We are tour operators. We sell tour packages to international tour operators and they in turn resell the same to their customers. These foreign tourists (customers) arrive in India and we extend our tour operating services to them (as per the agreement we have with international tour operators). The value of services rendered to these foreign tourists is charged to international tour operators’ A/C, and they periodically settle their dues through foreign remittances. Our services are considered service exports as per 9.51(ii) of FTP and we are entitled to SEIS claims. However, according to JDGFT, para 9.51(ii) pre-supposes the physical presence of both the service provider (us), and the service recipient (international tour operator) in India at the time of delivery of service, and since this is not being followed, we are not entitled to SEIS claim. Your view on the above is requested.

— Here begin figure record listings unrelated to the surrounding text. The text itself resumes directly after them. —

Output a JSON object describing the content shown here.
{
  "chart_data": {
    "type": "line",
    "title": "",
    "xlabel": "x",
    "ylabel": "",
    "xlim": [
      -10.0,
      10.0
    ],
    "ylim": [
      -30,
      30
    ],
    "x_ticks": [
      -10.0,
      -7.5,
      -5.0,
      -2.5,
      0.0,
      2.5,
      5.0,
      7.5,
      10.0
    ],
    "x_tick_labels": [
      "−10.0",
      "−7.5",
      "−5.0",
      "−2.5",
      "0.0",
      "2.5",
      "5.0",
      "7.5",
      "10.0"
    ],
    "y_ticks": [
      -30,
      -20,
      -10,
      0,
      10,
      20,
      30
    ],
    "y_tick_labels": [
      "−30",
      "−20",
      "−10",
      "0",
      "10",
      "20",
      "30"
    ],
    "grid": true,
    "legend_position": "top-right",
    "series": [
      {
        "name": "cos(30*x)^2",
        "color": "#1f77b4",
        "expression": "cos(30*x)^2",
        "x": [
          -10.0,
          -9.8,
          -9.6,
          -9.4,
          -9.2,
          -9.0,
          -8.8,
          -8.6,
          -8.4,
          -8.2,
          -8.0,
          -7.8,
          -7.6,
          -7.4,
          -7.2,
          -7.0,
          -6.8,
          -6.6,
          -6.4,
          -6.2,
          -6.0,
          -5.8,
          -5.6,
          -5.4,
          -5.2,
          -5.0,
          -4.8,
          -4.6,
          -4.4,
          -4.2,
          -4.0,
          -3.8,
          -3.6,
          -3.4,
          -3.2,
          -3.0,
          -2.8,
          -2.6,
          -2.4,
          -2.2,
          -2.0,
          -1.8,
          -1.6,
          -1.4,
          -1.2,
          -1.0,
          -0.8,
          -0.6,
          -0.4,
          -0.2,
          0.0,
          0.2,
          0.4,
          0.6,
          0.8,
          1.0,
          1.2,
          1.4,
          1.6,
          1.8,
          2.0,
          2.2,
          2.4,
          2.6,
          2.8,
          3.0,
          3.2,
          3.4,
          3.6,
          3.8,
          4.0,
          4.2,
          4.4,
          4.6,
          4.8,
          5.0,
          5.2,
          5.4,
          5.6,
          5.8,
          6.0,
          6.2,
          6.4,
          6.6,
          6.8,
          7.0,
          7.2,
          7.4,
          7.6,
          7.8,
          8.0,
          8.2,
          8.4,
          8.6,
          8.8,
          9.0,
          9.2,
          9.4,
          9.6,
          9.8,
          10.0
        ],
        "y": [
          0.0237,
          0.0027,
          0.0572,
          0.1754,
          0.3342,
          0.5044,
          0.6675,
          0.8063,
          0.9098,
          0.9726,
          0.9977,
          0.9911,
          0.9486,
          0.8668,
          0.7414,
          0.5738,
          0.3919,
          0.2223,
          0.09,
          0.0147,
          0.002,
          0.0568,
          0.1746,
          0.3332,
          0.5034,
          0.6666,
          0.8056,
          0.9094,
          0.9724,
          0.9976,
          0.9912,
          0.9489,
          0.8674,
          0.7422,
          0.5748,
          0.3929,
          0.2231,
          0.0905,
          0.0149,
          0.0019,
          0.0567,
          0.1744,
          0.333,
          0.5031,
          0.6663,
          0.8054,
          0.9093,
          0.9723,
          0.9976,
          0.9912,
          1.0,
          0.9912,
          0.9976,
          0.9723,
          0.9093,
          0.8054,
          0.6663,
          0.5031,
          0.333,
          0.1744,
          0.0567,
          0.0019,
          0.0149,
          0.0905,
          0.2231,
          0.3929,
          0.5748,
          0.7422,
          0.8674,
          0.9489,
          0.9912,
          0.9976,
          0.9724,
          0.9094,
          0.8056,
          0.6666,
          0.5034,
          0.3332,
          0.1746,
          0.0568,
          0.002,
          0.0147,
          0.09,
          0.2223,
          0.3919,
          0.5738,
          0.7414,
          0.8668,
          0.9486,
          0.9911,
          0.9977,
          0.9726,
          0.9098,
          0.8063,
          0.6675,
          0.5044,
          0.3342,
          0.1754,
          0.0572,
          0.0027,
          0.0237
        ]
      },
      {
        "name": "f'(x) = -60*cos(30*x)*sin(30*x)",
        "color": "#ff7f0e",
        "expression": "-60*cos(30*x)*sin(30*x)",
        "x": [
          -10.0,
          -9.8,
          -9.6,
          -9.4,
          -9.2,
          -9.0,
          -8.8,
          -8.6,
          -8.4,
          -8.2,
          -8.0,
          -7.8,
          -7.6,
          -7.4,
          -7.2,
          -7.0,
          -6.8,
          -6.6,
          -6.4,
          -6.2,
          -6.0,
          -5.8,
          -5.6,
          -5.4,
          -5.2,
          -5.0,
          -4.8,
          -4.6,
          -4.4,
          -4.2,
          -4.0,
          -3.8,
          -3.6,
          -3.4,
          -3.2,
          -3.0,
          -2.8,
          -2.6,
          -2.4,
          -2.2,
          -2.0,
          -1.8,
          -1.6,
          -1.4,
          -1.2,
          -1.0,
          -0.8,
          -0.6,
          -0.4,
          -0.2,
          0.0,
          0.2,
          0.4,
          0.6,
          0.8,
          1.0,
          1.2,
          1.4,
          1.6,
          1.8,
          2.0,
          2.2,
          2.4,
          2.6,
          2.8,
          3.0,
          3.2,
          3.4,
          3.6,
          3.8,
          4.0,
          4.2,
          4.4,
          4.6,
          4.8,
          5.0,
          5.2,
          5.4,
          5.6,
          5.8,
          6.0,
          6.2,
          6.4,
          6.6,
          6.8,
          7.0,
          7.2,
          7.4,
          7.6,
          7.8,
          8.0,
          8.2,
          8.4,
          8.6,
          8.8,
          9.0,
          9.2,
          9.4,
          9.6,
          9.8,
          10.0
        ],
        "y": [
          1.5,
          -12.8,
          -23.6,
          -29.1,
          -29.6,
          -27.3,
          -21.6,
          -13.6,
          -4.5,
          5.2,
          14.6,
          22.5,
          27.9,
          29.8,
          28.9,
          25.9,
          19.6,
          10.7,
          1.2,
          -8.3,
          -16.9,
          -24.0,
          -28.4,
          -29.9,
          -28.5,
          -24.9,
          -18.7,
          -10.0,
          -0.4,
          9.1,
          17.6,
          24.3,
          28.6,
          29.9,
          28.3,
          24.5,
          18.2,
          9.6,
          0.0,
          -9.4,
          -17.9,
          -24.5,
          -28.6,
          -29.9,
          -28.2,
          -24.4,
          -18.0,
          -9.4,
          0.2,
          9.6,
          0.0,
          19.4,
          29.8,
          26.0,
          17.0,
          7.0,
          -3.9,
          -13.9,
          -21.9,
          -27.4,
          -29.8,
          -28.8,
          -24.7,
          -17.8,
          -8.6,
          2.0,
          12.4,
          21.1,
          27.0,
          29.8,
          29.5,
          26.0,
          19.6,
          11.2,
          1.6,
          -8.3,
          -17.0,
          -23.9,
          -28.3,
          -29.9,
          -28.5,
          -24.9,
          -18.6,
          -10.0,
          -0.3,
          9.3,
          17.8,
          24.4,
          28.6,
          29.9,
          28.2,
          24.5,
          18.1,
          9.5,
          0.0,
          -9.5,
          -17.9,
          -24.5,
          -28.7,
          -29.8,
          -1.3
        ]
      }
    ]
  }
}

I think there is some merit in  DGFT taking a view that since you are billing the international tour operator located abroad and not tourists, your service does not fall under Para 9.51 (ii) of FTP. However, in my view, the SEIS benefit cannot be denied, as the service would then get covered under Para 9.51 (i) of FTP, i.e., supply of a “service” from India to any other country (Mode 1 – cross-border trade).

We avail of packing credit, running account facility. We presented the export bill for negotiation/purchase to the bank. Can the bank allow the proceeds of bill negotiated/purchased to be credited to our current account when there is no overdue in the packing credit account? We have not availed of packing credit against the order under which the export bill in question is drawn. The account is otherwise regular. Please clarify and advise.

When there is no outstanding in the packing credit account, I do not see any reason why the bank cannot accede to your request to credit the proceeds of your export bill negotiated/purchased to your current account.